Heparanase, Tissue Factor, and Cancer

Abstract

Heparanase is an endo-beta- D-glucuronidase that is capable of cleaving heparan sulfate side chains of heparan sulfate proteoglycans on cell surfaces and the extracellular matrix, activity that is strongly implicated in tumor metastasis and angiogenesis. Evidence was provided that heparanase overexpression in human leukemia, glioma, and breast carcinoma cells results in a marked increase in tissue factor (TF) levels. Likewise, TF was induced by exogenous addition of recombinant heparanase to tumor cells and primary endothelial cells, induction that was mediated by p38 phosphorylation and correlated with enhanced procoagulant activity. TF induction was further confirmed in heparanase-overexpressing transgenic mice and correlated with heparanase expression levels in leukemia patients. Heparanase was also found to be involved in the regulation of tissue factor pathway inhibitor (TFPI). It was shown that heparanase overexpression or exogenous addition induces two- to threefold increase of TFPI expression. Similarly, heparanase stimulated accumulation of TFPI in the cell culture medium. Extracellular accumulation exceeded, however, the observed increase in TFPI at the protein level and appeared to be independent of heparan sulfate and heparanase enzymatic activity.
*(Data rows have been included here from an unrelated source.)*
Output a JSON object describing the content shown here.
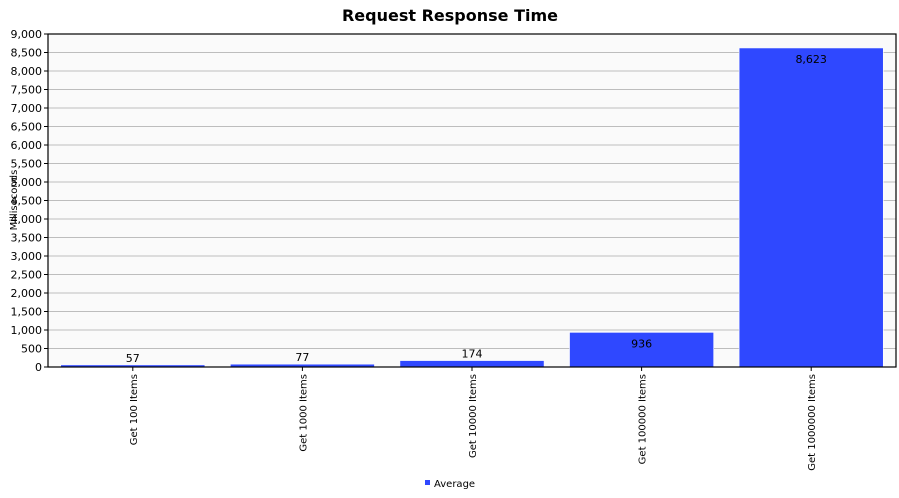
{
  "chart_data": {
    "type": "bar",
    "title": "Request Response Time",
    "ylabel": "Milliseconds",
    "xlabel": "",
    "ylim": [
      0,
      9000
    ],
    "ytick_step": 500,
    "grid": true,
    "legend_position": "bottom",
    "categories": [
      "Get 100 Items",
      "Get 1000 Items",
      "Get 10000 Items",
      "Get 100000 Items",
      "Get 1000000 Items"
    ],
    "series": [
      {
        "name": "Average",
        "values": [
          57,
          77,
          174,
          936,
          8623
        ],
        "color": "#2f48ff"
      }
    ],
    "data_labels": [
      "57",
      "77",
      "174",
      "936",
      "8,623"
    ]
  }
}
Instead, a physical interaction between heparanase and TFPI was demonstrated, suggesting a mechanism by which secreted heparanase interacts with TFPI on the cell surface, leading to dissociation of TFPI from the cell membrane and increased coagulation activity, thus further supporting the local prothrombotic function of heparanase. As heparins are strong inhibitors of heparanase, in view of the effect of heparanase on TF/TFPI pathway, the role of heparins' anticoagulant activity may potentially be expanded.